Perhaps me getting involved in Rampage started to change the way downhillers felt about freeride. Downhillers have a lot more respect for freeriders now too. To jump some of those things takes serious balls!

I never, ever expected to win it. I was just going there to have fun, take some photos. I just wanted to shred down and be stupid. On downhill you can have fun, but you still have to go down the hill as fast as possible, but not here. It suits me really well!

Perhaps me getting involved in Rampage started to change the way downhillers felt about freeride. Downhillers have a lot more respect for freeriders now too. To jump some of those things takes serious balls! I think it was good for the freeriders to see other high-level racers like Gee Atherton, too.

But now I look at Rampage and I don’t want to go back. All these wooden ramps and shit! That’s not what Rampage is, that’s shit. Now it’s just turning into another slopestyle. It was big mountain riding – just a shovel and a pick to make your line then go. I don’t want to see wood in the fucking desert. And at the same time, I don’t want to deal with judges who give out points according to which drink sponsor you have on your helmet. This year it was lame; the judging was biased. Too much money involved now. When things get too serious, it kills it. More roots shows the brilliance.

 

Enduro racing seems to be gaining huge amounts of momentum, and I know you’re a believer in it too. Why?

For sure. Right now we’ve got the Enduro World Series, and it’s going to be huge all over the whole world. My sponsors don’t even want to hear about downhill anymore. It’s just such a small market for them. Enduro is a market that can actually support the industry.

Things are coming back now in terms of sponsorship because of enduro. Mountain biking is changing. Downhilling is great – you know, for the young kids it’s got a cool image – but you don’t sell many of those bikes at all. Enduro is all about guys my age, from 25 to 45. People who have jobs and a family, they make money and they just want a fucking cool bike to go hang out with their friends on the weekend. And you don’t need a lift. You don’t need anything. I understand that. That’s where mountain biking is going. And the sponsors understand that too.

The full Santa Cruz Syndicate and the Brigade are going to race enduro this year. And for guys like me, slightly older, we have a bit of an advantage too, because you need the endurance. It’s just a good kind of second career for guys like me.

 Sam Hill… he loved to win, but not just win, to completely smoke everyone. He doesn’t want to win by one second, he wants to win by ten.

 

You’ve raced against some of the greats of the sport. Who do you think is the best racer you’ve competed against?

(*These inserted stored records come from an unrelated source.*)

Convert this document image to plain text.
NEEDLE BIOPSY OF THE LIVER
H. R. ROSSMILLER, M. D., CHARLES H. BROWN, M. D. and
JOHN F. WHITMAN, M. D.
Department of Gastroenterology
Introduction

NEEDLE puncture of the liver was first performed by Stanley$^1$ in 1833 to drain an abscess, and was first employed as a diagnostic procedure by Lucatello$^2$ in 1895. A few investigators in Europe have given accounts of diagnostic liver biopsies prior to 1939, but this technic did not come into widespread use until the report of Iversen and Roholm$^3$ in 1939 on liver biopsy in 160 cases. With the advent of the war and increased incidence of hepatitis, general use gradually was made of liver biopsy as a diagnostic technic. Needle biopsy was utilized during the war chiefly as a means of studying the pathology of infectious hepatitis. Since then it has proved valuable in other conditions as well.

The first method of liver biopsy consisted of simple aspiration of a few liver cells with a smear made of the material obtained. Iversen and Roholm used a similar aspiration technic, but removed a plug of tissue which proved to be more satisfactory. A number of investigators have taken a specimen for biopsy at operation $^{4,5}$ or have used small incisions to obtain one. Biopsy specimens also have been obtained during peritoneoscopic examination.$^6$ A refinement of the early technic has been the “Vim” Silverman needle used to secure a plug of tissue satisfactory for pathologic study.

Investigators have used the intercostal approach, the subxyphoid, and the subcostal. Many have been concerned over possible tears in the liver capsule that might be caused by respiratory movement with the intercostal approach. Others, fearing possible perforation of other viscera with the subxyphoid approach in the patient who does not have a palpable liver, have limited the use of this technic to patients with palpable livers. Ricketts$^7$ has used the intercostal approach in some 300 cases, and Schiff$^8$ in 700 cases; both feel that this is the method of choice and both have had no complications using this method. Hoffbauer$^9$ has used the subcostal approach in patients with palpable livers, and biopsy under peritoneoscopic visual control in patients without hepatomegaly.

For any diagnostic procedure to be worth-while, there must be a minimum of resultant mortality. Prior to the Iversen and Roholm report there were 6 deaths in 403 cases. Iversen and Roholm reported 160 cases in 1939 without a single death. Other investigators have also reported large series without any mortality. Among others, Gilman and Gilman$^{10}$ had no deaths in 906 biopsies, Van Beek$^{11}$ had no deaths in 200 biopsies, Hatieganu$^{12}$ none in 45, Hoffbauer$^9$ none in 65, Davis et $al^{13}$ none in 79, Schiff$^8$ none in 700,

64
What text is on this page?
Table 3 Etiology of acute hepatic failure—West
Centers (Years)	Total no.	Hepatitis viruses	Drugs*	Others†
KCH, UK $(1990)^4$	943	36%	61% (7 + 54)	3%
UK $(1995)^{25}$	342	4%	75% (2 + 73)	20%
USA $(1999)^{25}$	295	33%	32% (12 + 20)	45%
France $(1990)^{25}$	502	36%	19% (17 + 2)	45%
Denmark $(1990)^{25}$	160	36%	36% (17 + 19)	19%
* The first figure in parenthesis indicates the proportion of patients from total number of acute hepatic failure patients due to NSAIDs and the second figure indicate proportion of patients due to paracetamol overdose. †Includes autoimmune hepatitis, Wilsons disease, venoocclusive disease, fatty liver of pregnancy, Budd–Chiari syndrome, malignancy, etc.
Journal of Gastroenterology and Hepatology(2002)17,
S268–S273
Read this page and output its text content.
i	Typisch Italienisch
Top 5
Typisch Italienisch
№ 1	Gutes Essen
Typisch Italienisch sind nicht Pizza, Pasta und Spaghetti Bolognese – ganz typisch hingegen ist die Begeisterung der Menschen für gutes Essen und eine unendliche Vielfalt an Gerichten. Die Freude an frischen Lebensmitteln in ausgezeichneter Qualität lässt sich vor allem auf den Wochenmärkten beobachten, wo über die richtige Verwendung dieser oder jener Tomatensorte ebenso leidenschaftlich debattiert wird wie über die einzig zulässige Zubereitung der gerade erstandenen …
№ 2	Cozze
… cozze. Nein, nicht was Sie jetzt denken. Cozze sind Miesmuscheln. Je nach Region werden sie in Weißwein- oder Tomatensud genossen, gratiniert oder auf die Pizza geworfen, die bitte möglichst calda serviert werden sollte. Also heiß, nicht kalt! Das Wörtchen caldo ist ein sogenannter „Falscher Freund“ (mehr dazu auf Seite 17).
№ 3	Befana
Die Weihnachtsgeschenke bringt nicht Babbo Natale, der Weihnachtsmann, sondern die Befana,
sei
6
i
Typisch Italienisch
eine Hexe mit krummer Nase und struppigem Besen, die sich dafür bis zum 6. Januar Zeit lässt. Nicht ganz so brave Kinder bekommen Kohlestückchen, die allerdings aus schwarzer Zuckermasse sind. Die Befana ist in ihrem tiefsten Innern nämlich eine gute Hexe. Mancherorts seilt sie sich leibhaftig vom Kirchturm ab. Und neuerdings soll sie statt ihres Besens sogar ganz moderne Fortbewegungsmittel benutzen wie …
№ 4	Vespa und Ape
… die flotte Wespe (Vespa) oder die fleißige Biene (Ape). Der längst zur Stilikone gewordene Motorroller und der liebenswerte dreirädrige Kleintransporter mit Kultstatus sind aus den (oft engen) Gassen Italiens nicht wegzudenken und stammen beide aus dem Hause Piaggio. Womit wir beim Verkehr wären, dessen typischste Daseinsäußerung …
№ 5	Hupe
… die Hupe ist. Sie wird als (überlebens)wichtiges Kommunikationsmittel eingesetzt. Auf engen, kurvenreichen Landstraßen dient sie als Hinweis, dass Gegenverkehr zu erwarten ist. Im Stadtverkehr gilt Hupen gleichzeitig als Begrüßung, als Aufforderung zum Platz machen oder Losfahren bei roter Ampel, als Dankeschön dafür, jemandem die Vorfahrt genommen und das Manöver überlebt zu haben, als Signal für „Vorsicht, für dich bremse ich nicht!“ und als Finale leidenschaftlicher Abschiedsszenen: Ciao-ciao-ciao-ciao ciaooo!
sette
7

Sam Hill was amazing. I mean, Gwin is good, but he never won like Sam Hill. Hill was just smashing people. Everyone was always saying that Sam is cocky or he’s arrogant, but I think he is just shy and he loved to win, but not just win, to completely smoke everyone. He doesn’t want to win by one second, he wants to win by ten. Obviously, having a family now, things are not the same, but I think he’ll be back on top next year. He wants prove that he’s still the fastest.

 

You’re 35 this year. You’ve achieved more in your racing career than most riders could ever dream of, and you’ve just suffered an injury that would kill many people. So why are you still racing?

That’s something I asked myself when I was lying in the hospital, for sure. But I think bikes are why I’m alive. It’s not about competing; it’s about riding my bike. My life is riding bikes. When I can’t do that, maybe I’ll leave the bike industry entirely. But it’s also for those 160,000 people who follow me on Facebook and the other fans all over the world – I feel like I’m an example for them. I want to keep riding to thank them. When you’re lying down in hospital for so long, reading the messages that people send, the goodwill, man it’s a big help. Maybe that’s why I still do it.